Going a few steps further down the technological discovery line you can imagine how the Utopian vision described above could be supported by ubiquitous computing. It would be a challenge to quantify, but I dare say that if you added up all the spare processing and storage capacity that exists within the incredibly pervasive computer power in the world (including all the processes not only in phones, but in refrigerators, cars, escalators, boilers, routers, etc) – then you could maybe replace a large amount of the energy-gobbling (and expensive) data centres that power the (current incarnation of) the cloud and big data. On another note imagine that the way we store data could be disrupted by storing it inside DNAliving storage devices could be the answer to the practical problem of how to store seemingly infinite data (however, of course, this raises a whole myriad of ethical and trust concerns in its own right). It’s all possible though.

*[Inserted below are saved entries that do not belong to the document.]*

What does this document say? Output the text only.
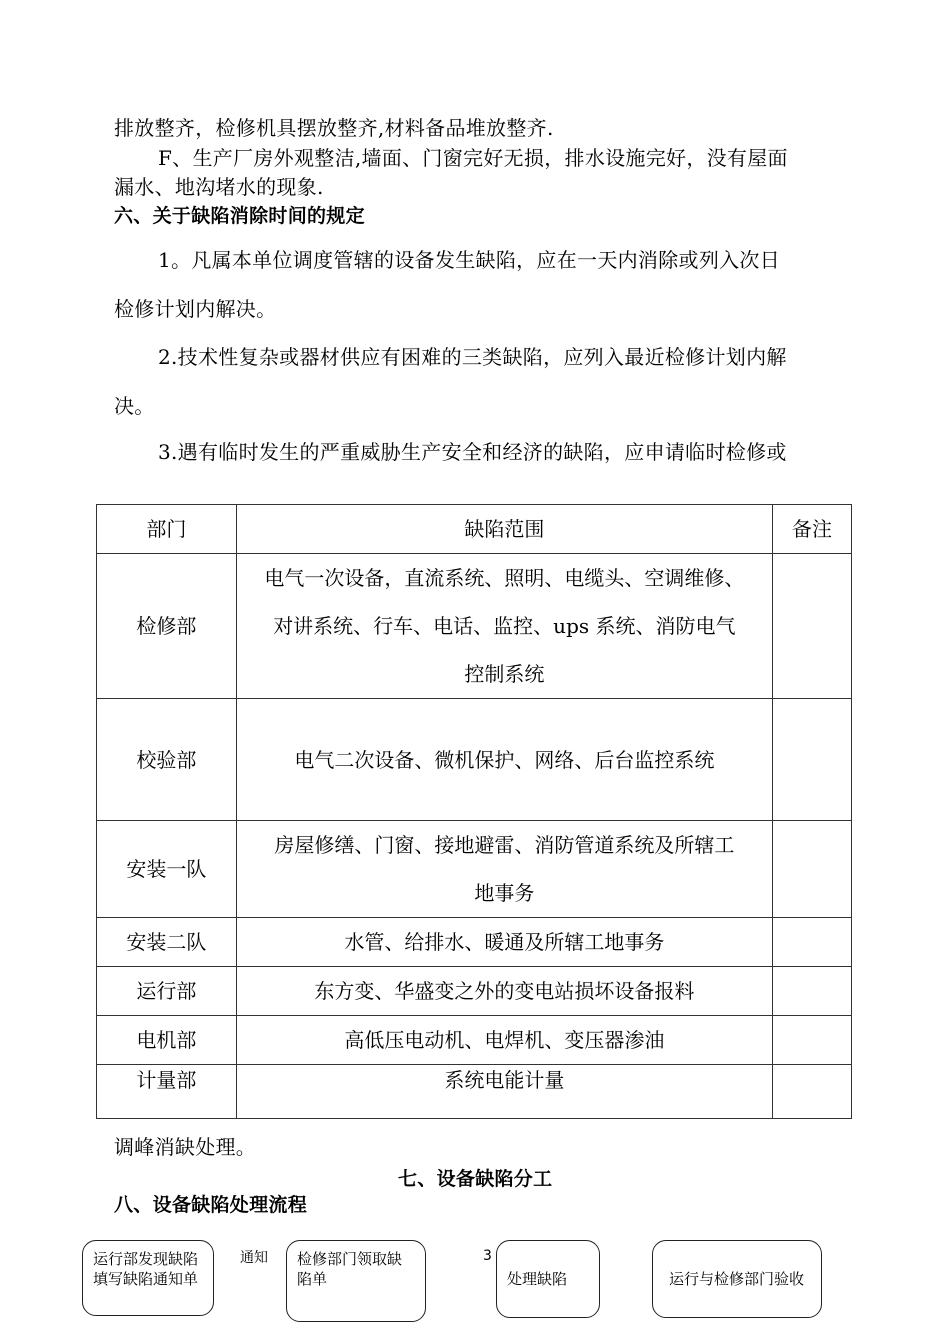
排放整齐，检修机具摆放整齐,材料备品堆放整齐.
F、生产厂房外观整洁,墙面、门窗完好无损，排水设施完好，没有屋面
漏水、地沟堵水的现象.
六、关于缺陷消除时间的规定
1。凡属本单位调度管辖的设备发生缺陷，应在一天内消除或列入次日
检修计划内解决。
2.技术性复杂或器材供应有困难的三类缺陷，应列入最近检修计划内解
决。
3.遇有临时发生的严重威胁生产安全和经济的缺陷，应申请临时检修或
部门	缺陷范围	备注
检修部	电气一次设备，直流系统、照明、电缆头、空调维修、
对讲系统、行车、电话、监控、ups 系统、消防电气
控制系统	

校验部	电气二次设备、微机保护、网络、后台监控系统	

安装一队	房屋修缮、门窗、接地避雷、消防管道系统及所辖工
地事务	

安装二队	水管、给排水、暖通及所辖工地事务	

运行部	东方变、华盛变之外的变电站损坏设备报料	

电机部	高低压电动机、电焊机、变压器渗油	

计量部	系统电能计量	

调峰消缺处理。
七、设备缺陷分工
八、设备缺陷处理流程
运行部发现缺陷填写缺陷通知单
通知	检修部门领取缺陷单
3
处理缺陷	运行与检修部门验收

The European Union recently announced a €1 billion research project around large-scale brain simulations. I’m fascinated by it, and ever so slightly scared too. Depending on the outcome, maybe ubiquitous computing could become a vehicle for hosting a large scale virtual brain in a distributed manner. I think maybe I’ve watched too much Ghost in the Shell.

Put briefly, I love the things you can do with cloud computing, big data, and open data. I’m also aware that there are impacts. Computing is ubiquitous, but we’ve got to that stage without much thought for how to sustain it, or how to get the most out of it. Maybe it isn’t practicable, but, I’d like to think that there is a way in which all of these arenas are linked could be put to use and lean on each others’ strong points, while containing the negative connotations related to how we see them now.